Angel’s slow smile assured me I hadn’t crossed a line.

“I like how you think, Andie. She’ll have enough pressure on her the way it is. I heard some researchers came with you.”

“News travels fast here,” I said.

“You have no idea,” Angel said.

“How old’s the baby?” I asked.

“I had her yesterday. I was a bit over five months when the earthquakes happened.”

“So a human baby with fey traits.” I glanced at Molev. “She looks like Sarah, the woman in the trials.”

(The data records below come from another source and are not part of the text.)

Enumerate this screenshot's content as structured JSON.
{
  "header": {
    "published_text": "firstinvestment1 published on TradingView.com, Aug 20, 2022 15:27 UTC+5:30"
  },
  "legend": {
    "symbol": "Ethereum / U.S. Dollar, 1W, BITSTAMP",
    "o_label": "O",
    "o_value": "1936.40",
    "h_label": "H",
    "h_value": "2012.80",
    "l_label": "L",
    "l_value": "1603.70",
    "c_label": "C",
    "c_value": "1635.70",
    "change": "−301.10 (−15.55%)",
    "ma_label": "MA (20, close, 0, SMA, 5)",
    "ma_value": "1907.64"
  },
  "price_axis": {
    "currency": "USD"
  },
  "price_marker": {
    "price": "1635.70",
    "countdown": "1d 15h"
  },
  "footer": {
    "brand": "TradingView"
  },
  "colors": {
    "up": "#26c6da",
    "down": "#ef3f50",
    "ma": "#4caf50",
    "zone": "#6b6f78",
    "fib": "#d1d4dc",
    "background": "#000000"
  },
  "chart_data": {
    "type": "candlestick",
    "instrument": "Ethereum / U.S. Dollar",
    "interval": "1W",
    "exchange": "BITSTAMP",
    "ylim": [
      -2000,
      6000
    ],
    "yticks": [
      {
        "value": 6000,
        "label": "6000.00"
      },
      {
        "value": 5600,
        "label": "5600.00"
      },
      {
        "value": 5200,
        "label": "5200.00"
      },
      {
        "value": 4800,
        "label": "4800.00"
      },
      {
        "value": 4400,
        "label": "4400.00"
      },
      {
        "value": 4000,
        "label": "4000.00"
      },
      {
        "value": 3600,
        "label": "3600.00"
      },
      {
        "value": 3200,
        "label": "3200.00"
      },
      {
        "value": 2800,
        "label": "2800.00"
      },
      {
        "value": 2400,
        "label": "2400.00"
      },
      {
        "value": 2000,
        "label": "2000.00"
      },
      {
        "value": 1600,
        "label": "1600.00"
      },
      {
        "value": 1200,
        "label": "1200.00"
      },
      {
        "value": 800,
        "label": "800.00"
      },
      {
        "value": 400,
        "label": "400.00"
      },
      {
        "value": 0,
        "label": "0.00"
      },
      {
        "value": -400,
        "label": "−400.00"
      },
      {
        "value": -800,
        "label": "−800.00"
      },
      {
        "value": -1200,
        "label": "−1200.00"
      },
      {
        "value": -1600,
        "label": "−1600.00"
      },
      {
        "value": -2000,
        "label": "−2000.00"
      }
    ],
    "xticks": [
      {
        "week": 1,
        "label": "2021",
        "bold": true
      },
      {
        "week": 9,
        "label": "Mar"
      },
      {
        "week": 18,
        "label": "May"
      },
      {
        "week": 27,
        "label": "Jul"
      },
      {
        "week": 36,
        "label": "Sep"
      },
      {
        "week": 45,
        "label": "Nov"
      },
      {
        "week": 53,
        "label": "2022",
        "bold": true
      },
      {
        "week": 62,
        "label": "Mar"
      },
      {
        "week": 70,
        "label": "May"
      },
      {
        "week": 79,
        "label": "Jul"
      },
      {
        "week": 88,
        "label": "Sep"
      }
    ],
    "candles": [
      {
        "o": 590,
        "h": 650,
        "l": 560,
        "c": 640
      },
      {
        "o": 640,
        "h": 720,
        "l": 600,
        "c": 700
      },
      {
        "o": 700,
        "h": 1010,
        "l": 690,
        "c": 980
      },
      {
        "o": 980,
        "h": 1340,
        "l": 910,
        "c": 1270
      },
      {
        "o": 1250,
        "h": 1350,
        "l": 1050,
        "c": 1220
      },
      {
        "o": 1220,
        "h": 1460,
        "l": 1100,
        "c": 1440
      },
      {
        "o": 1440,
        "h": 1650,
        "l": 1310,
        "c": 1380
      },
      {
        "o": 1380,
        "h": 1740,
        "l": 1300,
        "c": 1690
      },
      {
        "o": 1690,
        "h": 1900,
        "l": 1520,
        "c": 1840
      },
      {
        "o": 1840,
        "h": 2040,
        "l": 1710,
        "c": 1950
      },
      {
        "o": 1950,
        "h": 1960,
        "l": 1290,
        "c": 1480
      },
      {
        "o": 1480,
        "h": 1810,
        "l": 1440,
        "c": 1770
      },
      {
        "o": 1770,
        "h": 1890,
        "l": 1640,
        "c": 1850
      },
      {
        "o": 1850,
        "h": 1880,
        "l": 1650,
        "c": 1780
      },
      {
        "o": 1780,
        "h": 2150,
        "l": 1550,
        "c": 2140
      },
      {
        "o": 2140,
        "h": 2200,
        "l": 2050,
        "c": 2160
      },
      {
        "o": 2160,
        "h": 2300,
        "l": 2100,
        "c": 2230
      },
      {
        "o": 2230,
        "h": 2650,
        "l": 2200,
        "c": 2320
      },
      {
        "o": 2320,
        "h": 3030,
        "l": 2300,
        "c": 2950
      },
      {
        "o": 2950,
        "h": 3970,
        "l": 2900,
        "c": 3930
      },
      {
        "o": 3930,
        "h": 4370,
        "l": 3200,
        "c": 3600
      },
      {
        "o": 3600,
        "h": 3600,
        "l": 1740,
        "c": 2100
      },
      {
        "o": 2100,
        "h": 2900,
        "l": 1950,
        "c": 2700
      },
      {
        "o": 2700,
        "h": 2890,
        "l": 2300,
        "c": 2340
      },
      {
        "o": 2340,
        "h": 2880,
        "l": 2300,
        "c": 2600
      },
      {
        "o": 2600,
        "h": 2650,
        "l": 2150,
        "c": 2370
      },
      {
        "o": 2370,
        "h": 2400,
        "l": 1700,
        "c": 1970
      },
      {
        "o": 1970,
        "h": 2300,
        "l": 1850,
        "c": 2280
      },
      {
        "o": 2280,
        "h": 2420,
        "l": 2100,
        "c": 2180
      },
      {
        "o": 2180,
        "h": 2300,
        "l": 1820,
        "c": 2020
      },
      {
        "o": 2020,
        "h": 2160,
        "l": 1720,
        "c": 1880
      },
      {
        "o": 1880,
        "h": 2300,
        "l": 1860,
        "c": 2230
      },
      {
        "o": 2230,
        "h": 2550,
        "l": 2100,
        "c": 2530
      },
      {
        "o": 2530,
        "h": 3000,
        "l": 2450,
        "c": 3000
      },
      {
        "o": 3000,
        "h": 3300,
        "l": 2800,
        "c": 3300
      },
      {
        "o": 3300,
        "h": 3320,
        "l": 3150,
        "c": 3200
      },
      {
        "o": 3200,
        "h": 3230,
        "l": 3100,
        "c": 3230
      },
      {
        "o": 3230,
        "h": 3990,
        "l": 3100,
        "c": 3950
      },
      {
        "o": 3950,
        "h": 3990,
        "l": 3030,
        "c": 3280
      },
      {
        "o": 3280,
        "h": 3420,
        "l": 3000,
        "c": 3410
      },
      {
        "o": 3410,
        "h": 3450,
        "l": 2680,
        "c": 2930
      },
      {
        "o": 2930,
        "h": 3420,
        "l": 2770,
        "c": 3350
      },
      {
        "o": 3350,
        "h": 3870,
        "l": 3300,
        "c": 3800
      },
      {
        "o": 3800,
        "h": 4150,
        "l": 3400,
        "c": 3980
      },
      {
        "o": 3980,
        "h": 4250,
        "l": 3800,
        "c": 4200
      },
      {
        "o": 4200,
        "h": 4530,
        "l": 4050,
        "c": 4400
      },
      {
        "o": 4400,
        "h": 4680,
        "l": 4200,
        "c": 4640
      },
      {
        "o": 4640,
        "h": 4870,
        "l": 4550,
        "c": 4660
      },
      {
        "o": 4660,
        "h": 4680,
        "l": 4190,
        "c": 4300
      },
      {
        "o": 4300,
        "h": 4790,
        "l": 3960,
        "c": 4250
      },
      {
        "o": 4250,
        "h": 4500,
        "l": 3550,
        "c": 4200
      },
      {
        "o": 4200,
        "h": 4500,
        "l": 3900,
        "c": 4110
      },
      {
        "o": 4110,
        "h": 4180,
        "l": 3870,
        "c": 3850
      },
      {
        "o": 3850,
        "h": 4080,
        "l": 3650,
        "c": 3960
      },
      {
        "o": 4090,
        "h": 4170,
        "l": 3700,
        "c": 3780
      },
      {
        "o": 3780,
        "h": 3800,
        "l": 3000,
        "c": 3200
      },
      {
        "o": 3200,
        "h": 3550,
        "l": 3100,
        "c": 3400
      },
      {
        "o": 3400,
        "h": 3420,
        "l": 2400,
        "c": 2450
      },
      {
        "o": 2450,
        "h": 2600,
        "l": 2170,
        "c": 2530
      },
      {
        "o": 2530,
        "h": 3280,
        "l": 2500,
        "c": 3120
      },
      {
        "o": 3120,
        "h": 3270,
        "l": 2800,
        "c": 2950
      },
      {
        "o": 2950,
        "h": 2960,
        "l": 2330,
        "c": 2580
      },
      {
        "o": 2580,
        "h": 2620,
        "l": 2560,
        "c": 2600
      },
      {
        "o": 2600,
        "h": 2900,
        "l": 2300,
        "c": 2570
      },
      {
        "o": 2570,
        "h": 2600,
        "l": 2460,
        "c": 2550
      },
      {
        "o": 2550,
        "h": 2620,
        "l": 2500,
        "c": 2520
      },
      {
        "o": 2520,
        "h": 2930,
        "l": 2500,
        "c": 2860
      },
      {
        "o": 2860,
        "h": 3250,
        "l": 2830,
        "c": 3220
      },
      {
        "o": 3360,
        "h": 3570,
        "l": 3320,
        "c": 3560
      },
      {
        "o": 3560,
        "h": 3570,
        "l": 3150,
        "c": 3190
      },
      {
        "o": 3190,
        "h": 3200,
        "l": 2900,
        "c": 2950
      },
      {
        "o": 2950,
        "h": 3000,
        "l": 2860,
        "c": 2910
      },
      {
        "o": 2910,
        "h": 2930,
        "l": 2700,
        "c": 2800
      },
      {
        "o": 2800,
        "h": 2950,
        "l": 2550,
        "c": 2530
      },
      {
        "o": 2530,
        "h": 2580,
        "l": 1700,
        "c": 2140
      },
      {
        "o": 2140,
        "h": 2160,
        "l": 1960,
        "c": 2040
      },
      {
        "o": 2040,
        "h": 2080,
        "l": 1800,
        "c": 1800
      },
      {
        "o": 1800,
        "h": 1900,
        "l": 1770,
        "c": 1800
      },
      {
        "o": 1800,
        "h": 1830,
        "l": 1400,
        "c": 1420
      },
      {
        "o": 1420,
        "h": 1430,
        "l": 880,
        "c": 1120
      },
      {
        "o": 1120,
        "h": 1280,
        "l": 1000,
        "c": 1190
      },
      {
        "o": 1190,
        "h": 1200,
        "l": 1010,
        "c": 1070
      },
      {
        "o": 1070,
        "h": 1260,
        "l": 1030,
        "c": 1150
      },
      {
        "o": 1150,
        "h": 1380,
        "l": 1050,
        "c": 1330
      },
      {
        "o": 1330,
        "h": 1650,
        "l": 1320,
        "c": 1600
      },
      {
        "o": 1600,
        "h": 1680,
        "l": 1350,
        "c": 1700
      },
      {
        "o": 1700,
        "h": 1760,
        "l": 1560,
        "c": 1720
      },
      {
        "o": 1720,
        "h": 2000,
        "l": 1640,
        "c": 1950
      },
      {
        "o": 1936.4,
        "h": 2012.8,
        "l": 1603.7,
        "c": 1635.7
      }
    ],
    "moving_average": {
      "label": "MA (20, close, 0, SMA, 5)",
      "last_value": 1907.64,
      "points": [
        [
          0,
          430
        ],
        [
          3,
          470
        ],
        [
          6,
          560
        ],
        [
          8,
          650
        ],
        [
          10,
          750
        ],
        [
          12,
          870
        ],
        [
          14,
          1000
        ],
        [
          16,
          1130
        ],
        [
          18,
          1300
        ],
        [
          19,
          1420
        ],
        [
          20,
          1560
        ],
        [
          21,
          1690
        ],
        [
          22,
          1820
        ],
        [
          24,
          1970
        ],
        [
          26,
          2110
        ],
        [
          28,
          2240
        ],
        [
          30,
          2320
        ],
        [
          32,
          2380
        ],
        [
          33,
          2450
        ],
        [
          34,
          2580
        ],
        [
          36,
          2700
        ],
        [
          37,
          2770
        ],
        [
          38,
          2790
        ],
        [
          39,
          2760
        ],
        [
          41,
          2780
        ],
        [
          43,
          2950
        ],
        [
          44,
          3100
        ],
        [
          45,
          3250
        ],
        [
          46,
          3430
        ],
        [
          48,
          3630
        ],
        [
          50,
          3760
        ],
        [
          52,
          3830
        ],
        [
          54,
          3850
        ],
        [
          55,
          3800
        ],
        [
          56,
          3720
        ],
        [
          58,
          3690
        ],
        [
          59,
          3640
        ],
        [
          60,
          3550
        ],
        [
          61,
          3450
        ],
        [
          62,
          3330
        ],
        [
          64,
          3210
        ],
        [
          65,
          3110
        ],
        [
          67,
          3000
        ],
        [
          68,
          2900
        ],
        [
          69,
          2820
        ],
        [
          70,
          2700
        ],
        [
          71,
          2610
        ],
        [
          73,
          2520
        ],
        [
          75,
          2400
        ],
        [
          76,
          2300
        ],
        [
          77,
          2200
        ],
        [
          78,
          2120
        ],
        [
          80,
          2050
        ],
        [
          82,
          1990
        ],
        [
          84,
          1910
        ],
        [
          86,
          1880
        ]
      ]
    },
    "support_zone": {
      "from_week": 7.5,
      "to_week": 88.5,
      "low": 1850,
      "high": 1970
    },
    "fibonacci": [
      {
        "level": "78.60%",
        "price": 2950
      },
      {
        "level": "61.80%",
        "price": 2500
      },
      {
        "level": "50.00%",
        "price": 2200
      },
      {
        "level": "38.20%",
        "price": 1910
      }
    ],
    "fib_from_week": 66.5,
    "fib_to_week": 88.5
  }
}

He nodded gravely, his gaze not shifting from the tiny infant in Mya’s arms. A very healthy-looking baby except for the differences. But for how long?

CHAPTERSIXTEEN

“Can Molev hold her?”I asked.

Mya chuckled, and Angel’s face lit up at the suggestion. Unlike the other fey in the room, Molev didn’t panic when Mya approached him. His gaze shifted from the infant who was barely bigger than his hand to Mya.

“How do I hold her without hurting her?” he asked.

“Cross your arm over your stomach.”

He did it all wrong, and she looked at me. “Can you help?”

Between the two of us, we had the baby draped over his forearm and secured against his body in no time.

“How does that feel?” Mya asked.

“I have never been more unsure of anything in my life,” Molev said. “Too loose and I will drop her. Too tight and I will hurt her.”

“You’re doing great,” Mya said. “Now just walk around with her.”

I saw the chink in his armor when he lifted his gaze from the baby to look at Mya.

“No,” he said.

He was starting to panic, but I doubted it was for the same reason I was now worried.